Twilight Volturi Vampires and Bramstocker’s Dracula

The Hunger for Blood

Why does the idea of a vampire sucking one’s blood so offend our sensibilities? Extreme hunger in the past has forced people into committing canabalism. We, as humans, are carnivorous and eat other species. Still, when vampires are portrayed, the innate horror is felt by humans just observing it, as in a movie. One has to go further into the motivations of the creatures to come closer to understanding their aberrant behavior.

“Dracula” has an underlying theme of the vampire trying to search for love again after losing it, prior to becoming a vampire. He uses all his power to affect natural forces, emotional needs, and time. He is portrayed as taking what he needs in the way of sustenance as he finds it. His cohorts take what foods they can.
For example, Renfield eats insects and grubs. The women in the castle that Jonathan Harker has to deal with are presented with a baby for their nourishment.
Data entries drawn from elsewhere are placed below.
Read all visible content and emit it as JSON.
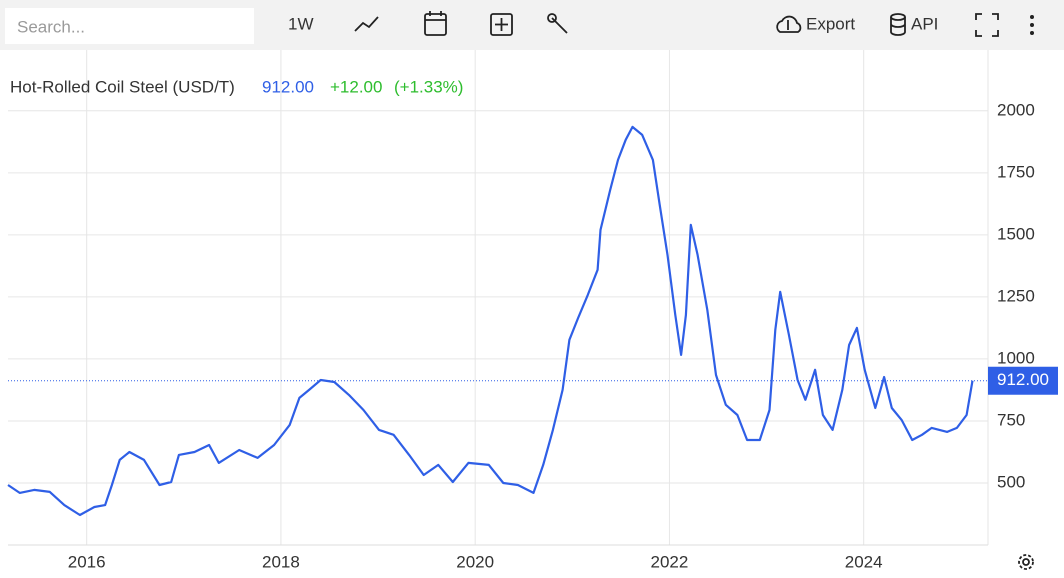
{
  "toolbar": {
    "search_placeholder": "Search...",
    "interval": "1W",
    "export": "Export",
    "api": "API"
  },
  "chart_data": {
    "type": "line",
    "title": "Hot-Rolled Coil Steel (USD/T)",
    "change": "+12.00",
    "change_pct": "(+1.33%)",
    "last": {
      "value": 912,
      "label": "912.00"
    },
    "series": [
      {
        "name": "Hot-Rolled Coil Steel",
        "color": "#2f5fe6",
        "x": [
          2015.19,
          2015.31,
          2015.46,
          2015.62,
          2015.77,
          2015.93,
          2016.08,
          2016.19,
          2016.26,
          2016.34,
          2016.44,
          2016.59,
          2016.75,
          2016.87,
          2016.95,
          2017.11,
          2017.26,
          2017.36,
          2017.57,
          2017.76,
          2017.93,
          2018.09,
          2018.19,
          2018.29,
          2018.41,
          2018.55,
          2018.7,
          2018.85,
          2019.01,
          2019.16,
          2019.32,
          2019.47,
          2019.62,
          2019.77,
          2019.93,
          2020.14,
          2020.29,
          2020.44,
          2020.6,
          2020.7,
          2020.8,
          2020.9,
          2020.97,
          2021.06,
          2021.16,
          2021.26,
          2021.29,
          2021.39,
          2021.47,
          2021.55,
          2021.62,
          2021.72,
          2021.83,
          2021.9,
          2021.98,
          2022.06,
          2022.12,
          2022.17,
          2022.22,
          2022.29,
          2022.39,
          2022.48,
          2022.58,
          2022.7,
          2022.8,
          2022.93,
          2023.03,
          2023.09,
          2023.14,
          2023.23,
          2023.32,
          2023.4,
          2023.5,
          2023.58,
          2023.68,
          2023.78,
          2023.85,
          2023.93,
          2024.01,
          2024.12,
          2024.21,
          2024.29,
          2024.39,
          2024.5,
          2024.6,
          2024.7,
          2024.86,
          2024.96,
          2025.06,
          2025.12
        ],
        "values": [
          492,
          460,
          472,
          464,
          411,
          371,
          403,
          411,
          492,
          593,
          625,
          593,
          492,
          504,
          613,
          625,
          653,
          581,
          633,
          601,
          653,
          734,
          843,
          875,
          915,
          907,
          855,
          794,
          714,
          694,
          613,
          532,
          573,
          504,
          581,
          573,
          500,
          492,
          460,
          573,
          714,
          875,
          1077,
          1165,
          1258,
          1359,
          1520,
          1681,
          1802,
          1883,
          1935,
          1903,
          1802,
          1621,
          1419,
          1177,
          1016,
          1177,
          1540,
          1419,
          1198,
          935,
          815,
          774,
          673,
          673,
          794,
          1117,
          1270,
          1097,
          915,
          835,
          956,
          774,
          714,
          875,
          1056,
          1125,
          956,
          802,
          927,
          802,
          754,
          673,
          694,
          722,
          706,
          722,
          774,
          912
        ]
      }
    ],
    "xlim": [
      2015.19,
      2025.28
    ],
    "xticks": [
      2016,
      2018,
      2020,
      2022,
      2024
    ],
    "ylim": [
      250,
      2245
    ],
    "yticks": [
      500,
      750,
      1000,
      1250,
      1500,
      1750,
      2000
    ],
    "grid": true
  }
}
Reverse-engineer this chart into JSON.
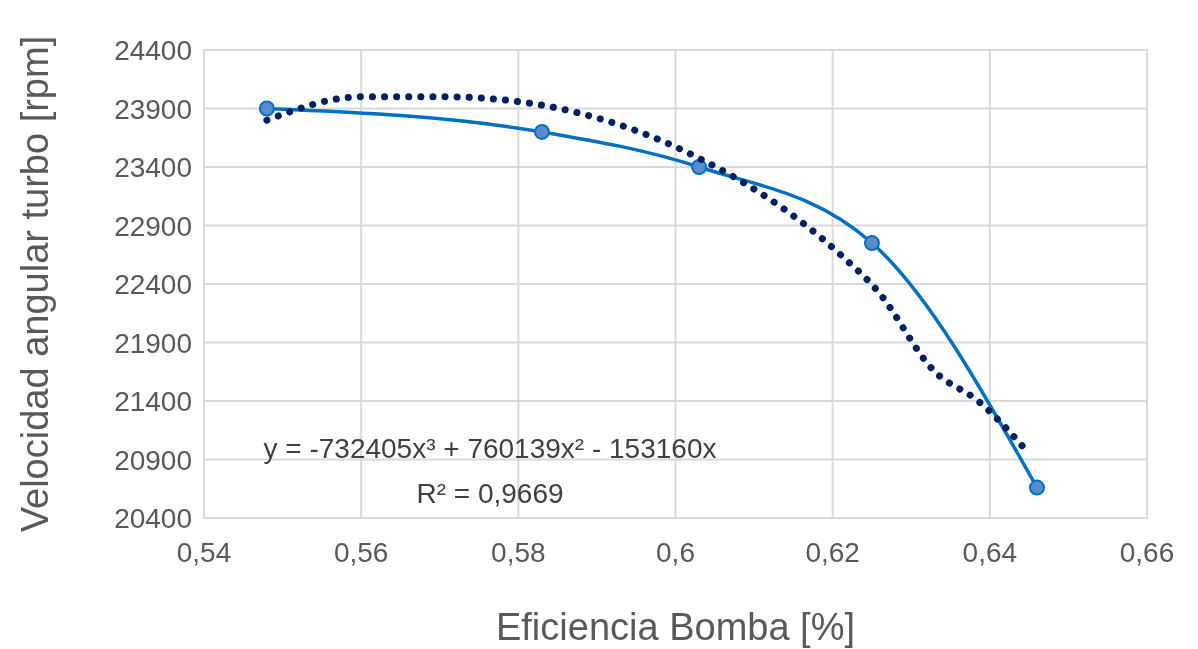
{
  "chart_data": {
    "type": "line",
    "xlabel": "Eficiencia Bomba [%]",
    "ylabel": "Velocidad angular turbo [rpm]",
    "series": [
      {
        "color": "#0070c0",
        "marker": "circle",
        "line_style": "solid",
        "x": [
          0.548,
          0.583,
          0.603,
          0.625,
          0.646
        ],
        "values": [
          23900,
          23700,
          23400,
          22750,
          20660
        ]
      },
      {
        "color": "#002060",
        "marker": "none",
        "line_style": "dotted",
        "x": [
          0.548,
          0.56,
          0.5705,
          0.581,
          0.591,
          0.6007,
          0.621,
          0.6256,
          0.633,
          0.6385,
          0.645
        ],
        "values": [
          23800,
          24000,
          24000,
          23950,
          23800,
          23550,
          22650,
          22350,
          21650,
          21400,
          20950
        ]
      }
    ],
    "xlim": [
      0.54,
      0.66
    ],
    "ylim": [
      20400,
      24400
    ],
    "xticks": [
      {
        "value": 0.54,
        "label": "0,54"
      },
      {
        "value": 0.56,
        "label": "0,56"
      },
      {
        "value": 0.58,
        "label": "0,58"
      },
      {
        "value": 0.6,
        "label": "0,6"
      },
      {
        "value": 0.62,
        "label": "0,62"
      },
      {
        "value": 0.64,
        "label": "0,64"
      },
      {
        "value": 0.66,
        "label": "0,66"
      }
    ],
    "yticks": [
      20400,
      20900,
      21400,
      21900,
      22400,
      22900,
      23400,
      23900,
      24400
    ],
    "grid": true,
    "annotations": [
      {
        "text": "y = -732405x³ + 760139x² - 153160x"
      },
      {
        "text": "R² = 0,9669"
      }
    ]
  }
}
Dracula is shown with smugness licking the blood off of Jonathan’s razor. A love of power seems to be the theme.

Twilight Volturi Bloodlines

Twilight Volturi Bloodlines

Power is also present where the Volturi vampires are concerned. They have laws that ban hunting within their city, but that doesn’t stop them from sending henchmen to obtain food. Comparing Dracula’s eating to the Volturi’s is a bit like comparing shooting a quarry with a weapon to sending someone else to the grocery store for food. The food source might be similar, but the method is not. Having someone else doing the work to obtain food is definitely more efficient.

Sending out a proficient hunter to obtain food seems like a sensible course of action for a group. It appears as appropriate for survival of the species. Hunting alone for a single soul is a little more dire, if food is not plentiful.

The Volturi vampires are portrayed as collectors, as well as a operating as a collective. They collect the unusual and use the gifts those vampires have to make their overall group stronger against those threatening them. They don’t covet something to the detriment of the group. Aro wanted Bella because of her unusual gifts, but let her go with Edward, satisfied that Edward would make Bella a vampire. In contrast, Wilhemina is lured by the “Prince” or a young Dracula to fall in love with him, irregardless of her feelings for Jonathan.

The Volturi vampires also are susceptible to losing their power to a challenger or another within their group. They have cocooned themselves with layers of bodyguards. A dependency is inherent in their group’s structure. They appear to depend on others to provide food and their lifestyle.

Dracula’s weakness is that he is for all intents a solitary vampire.At the conclusion of the movie, the chase back to his castle is proactive on the part of humans to destroy him. He is stabbed and his head chopped off. Humans vanquish him, despite his evident power.

How would one choose which of these two types of vampires is portrayed as more horrific? The visual impact of the movie, “Dracula” appears blood-thirsty and dark. Woven with sexual overtones and venal needs, the plot is laid for the vampire to obtain love and survival by using his power.

In comparison, the Volturi vampires seem enthralled with wielding their power. It is infinitely more dangerous.
Survival of their group is assured by numbers. Their lifestyle is continued because of the community.

Just the thought of their hunger for blood being assuaged by humans herded to their deaths provokes an image of slaughterhouses of other animal species.